Ms Sturgeon and Tata Steel agreed that the firm would work with the Scottish Government’s taskforce to seek the continuation of steel manufacturing on the sites by identifying a buyer.
She also confirmed that modern apprentices employed on site would have their off-the-job training guaranteed should there be a gap in their employment.
Ms Sturgeon said, “The announcement that the steel plants at Dalzell and Clydebridge are to be mothballed has been extremely distressing for the workforce and it was important for me to visit the sites today to hear first-hand their perspective on this difficult situation.
“The quality of the work done at these sites is outstanding and it is clear that all of the workers have a great deal of pride in what they do. I was struck by the determination of everyone on site to keep these plants open and I was able to reassure them the Scottish Government will leave no stone unturned in our efforts to help them do that. The task force I announced is an important starting point in those efforts. It will bring together a range of people, including unions, local authorities, politicians and other agencies to focus on identifying new owners, maintaining the operation and retaining the highly skilled jobs. I am delighted we have been able to agree with the company that they will support the Scottish Government to try and find a buyer.
“The taskforce will also consider wider support for the workforce at this difficult time, including what can be done to ensure that the modern apprentices employed on site do not have their education affected.
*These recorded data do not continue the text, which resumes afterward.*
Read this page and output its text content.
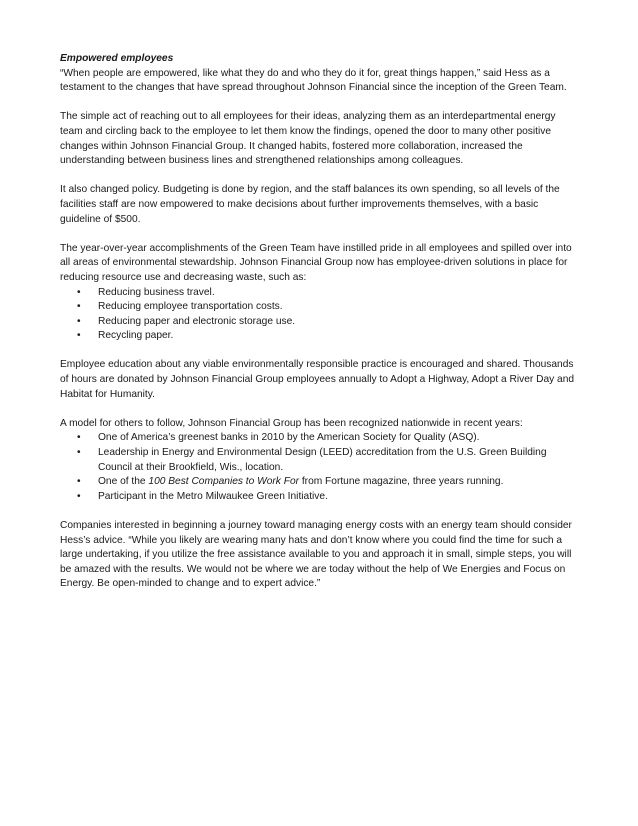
Empowered employees

“When people are empowered, like what they do and who they do it for, great things happen,” said Hess as a testament to the changes that have spread throughout Johnson Financial since the inception of the Green Team.

The simple act of reaching out to all employees for their ideas, analyzing them as an interdepartmental energy team and circling back to the employee to let them know the findings, opened the door to many other positive changes within Johnson Financial Group. It changed habits, fostered more collaboration, increased the understanding between business lines and strengthened relationships among colleagues.

It also changed policy. Budgeting is done by region, and the staff balances its own spending, so all levels of the facilities staff are now empowered to make decisions about further improvements themselves, with a basic guideline of $500.

The year-over-year accomplishments of the Green Team have instilled pride in all employees and spilled over into all areas of environmental stewardship. Johnson Financial Group now has employee-driven solutions in place for reducing resource use and decreasing waste, such as:

• Reducing business travel.
• Reducing employee transportation costs.
• Reducing paper and electronic storage use.
• Recycling paper.

Employee education about any viable environmentally responsible practice is encouraged and shared. Thousands of hours are donated by Johnson Financial Group employees annually to Adopt a Highway, Adopt a River Day and Habitat for Humanity.

A model for others to follow, Johnson Financial Group has been recognized nationwide in recent years:

• One of America’s greenest banks in 2010 by the American Society for Quality (ASQ).
• Leadership in Energy and Environmental Design (LEED) accreditation from the U.S. Green Building Council at their Brookfield, Wis., location.
• One of the 100 Best Companies to Work For from Fortune magazine, three years running.
• Participant in the Metro Milwaukee Green Initiative.

Companies interested in beginning a journey toward managing energy costs with an energy team should consider Hess’s advice. “While you likely are wearing many hats and don’t know where you could find the time for such a large undertaking, if you utilize the free assistance available to you and approach it in small, simple steps, you will be amazed with the results. We would not be where we are today without the help of We Energies and Focus on Energy. Be open-minded to change and to expert advice.”
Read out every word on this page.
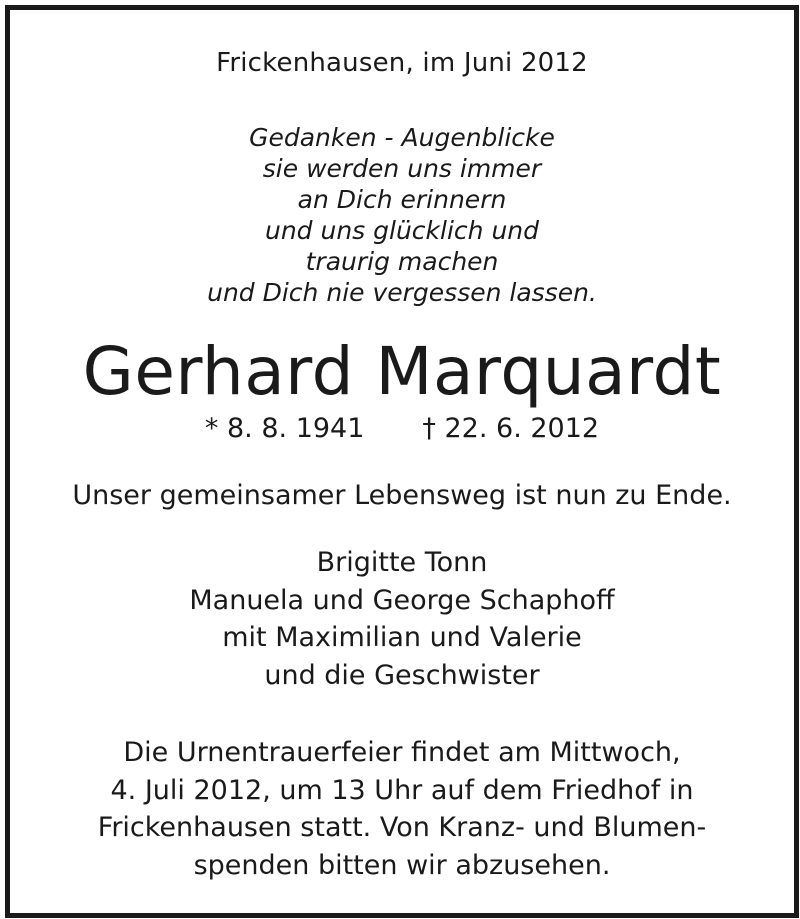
Frickenhausen, im Juni 2012
Gedanken - Augenblicke
sie werden uns immer
an Dich erinnern
und uns glücklich und
traurig machen
und Dich nie vergessen lassen.
Gerhard Marquardt
* 8. 8. 1941 † 22. 6. 2012
Unser gemeinsamer Lebensweg ist nun zu Ende.
Brigitte Tonn
Manuela und George Schaphoff
mit Maximilian und Valerie
und die Geschwister
Die Urnentrauerfeier findet am Mittwoch,
4. Juli 2012, um 13 Uhr auf dem Friedhof in
Frickenhausen statt. Von Kranz- und Blumen-
spenden bitten wir abzusehen.
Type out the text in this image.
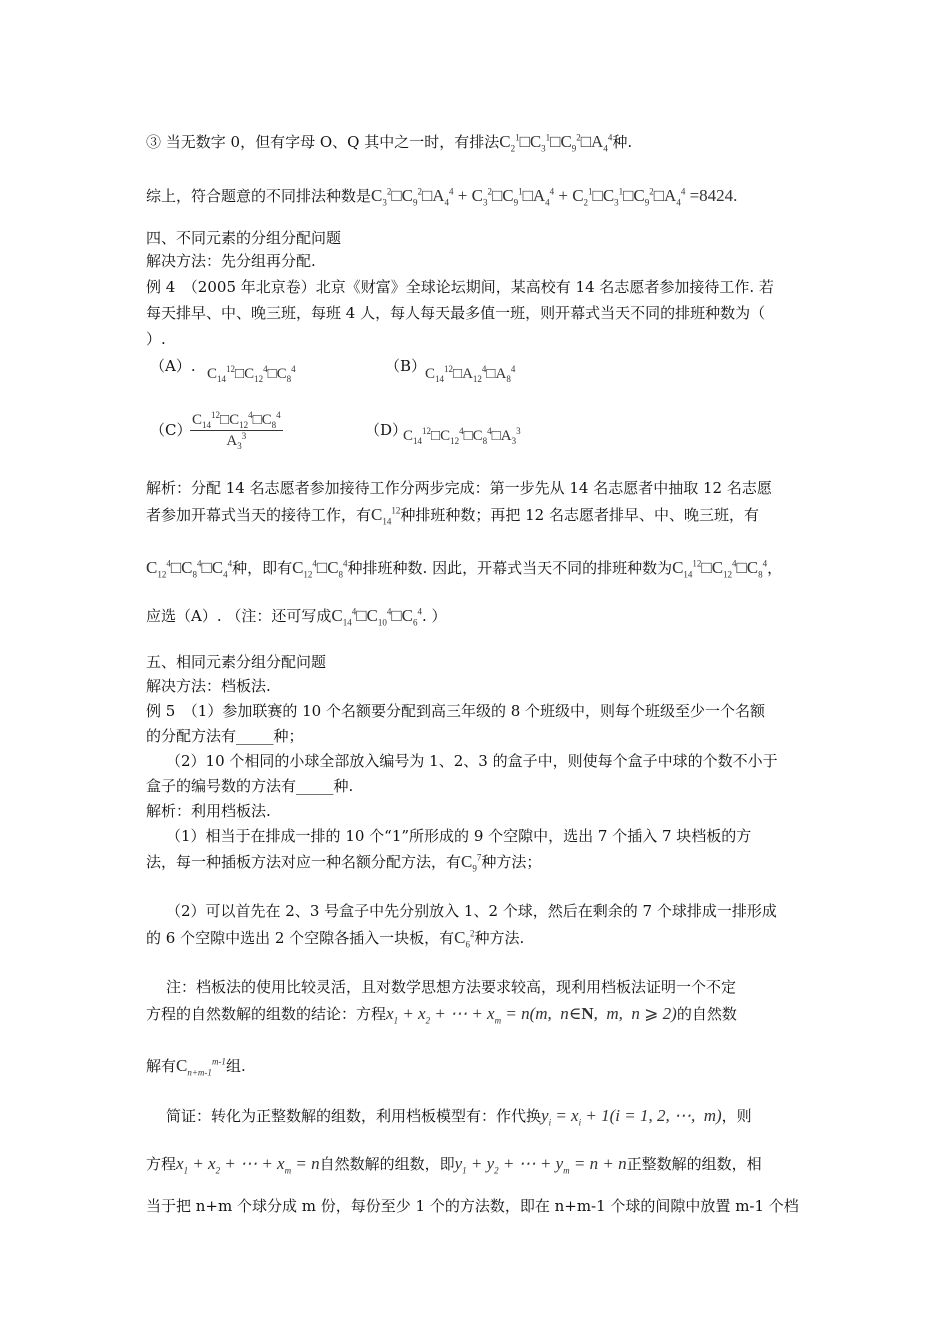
③ 当无数字 0，但有字母 O、Q 其中之一时，有排法$C_2^1□C_3^1□C_9^2□A_4^4$种.
综上，符合题意的不同排法种数是$C_3^2□C_9^2□A_4^4$ + $C_3^2□C_9^1□A_4^4$ + $C_2^1□C_3^1□C_9^2□A_4^4 =8424$.
四、不同元素的分组分配问题
解决方法：先分组再分配.
例 4　（2005 年北京卷）北京《财富》全球论坛期间，某高校有 14 名志愿者参加接待工作. 若
每天排早、中、晚三班，每班 4 人，每人每天最多值一班，则开幕式当天不同的排班种数为（
）.
（A）. $C_{14}^{12}□C_{12}^4□C_8^4$	（B）
$C_{14}^{12}□A_{12}^4□A_8^4$
（C）
$\frac{C_{14}^{12}□C_{12}^4□C_8^4}{A_3^3}$	（D）
$C_{14}^{12}□C_{12}^4□C_8^4□A_3^3$
解析：分配 14 名志愿者参加接待工作分两步完成：第一步先从 14 名志愿者中抽取 12 名志愿
者参加开幕式当天的接待工作，有$C_{14}^{12}$种排班种数；再把 12 名志愿者排早、中、晚三班，有
$C_{12}^4□C_8^4□C_4^4$种，即有$C_{12}^4□C_8^4$种排班种数. 因此，开幕式当天不同的排班种数为$C_{14}^{12}□C_{12}^4□C_8^4$，
应选（A）. （注：还可写成$C_{14}^4□C_{10}^4□C_6^4$. ）
五、相同元素分组分配问题
解决方法：档板法.
例 5　（1）参加联赛的 10 个名额要分配到高三年级的 8 个班级中，则每个班级至少一个名额
的分配方法有_____种；
（2）10 个相同的小球全部放入编号为 1、2、3 的盒子中，则使每个盒子中球的个数不小于
盒子的编号数的方法有_____种.
解析：利用档板法.
（1）相当于在排成一排的 10 个“1”所形成的 9 个空隙中，选出 7 个插入 7 块档板的方
法，每一种插板方法对应一种名额分配方法，有$C_9^7$种方法；
（2）可以首先在 2、3 号盒子中先分别放入 1、2 个球，然后在剩余的 7 个球排成一排形成
的 6 个空隙中选出 2 个空隙各插入一块板，有$C_6^2$种方法.
注：档板法的使用比较灵活，且对数学思想方法要求较高，现利用档板法证明一个不定
方程的自然数解的组数的结论：方程$x_1 + x_2$ + ⋯ + $x_m = n(m$,  n∈N,  m,  n ⩾ 2)的自然数
解有$C_{n+m-1}^{m-1}$组.
简证：转化为正整数解的组数，利用档板模型有：作代换$y_i = x_i + 1(i = 1$, 2, ⋯,  m)，则
方程$x_1 + x_2$ + ⋯ + $x_m = n$自然数解的组数，即$y_1 + y_2$ + ⋯ + $y_m = n + n$正整数解的组数，相
当于把 n+m 个球分成 m 份，每份至少 1 个的方法数，即在 n+m-1 个球的间隙中放置 m-1 个档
“To that end, I am happy to confirm that as an early step, the Scottish Government will guarantee the MAs employed here will be able to continue with the off the job training required to complete their apprenticeship should there be a gap in their employment. I firmly believe there is a future for steel manufacturing in Scotland and nothing I have seen today has diminished that opinion. Together with the workforce, unions and others, the Scottish Government will continue to take every action to secure the future of this industry.”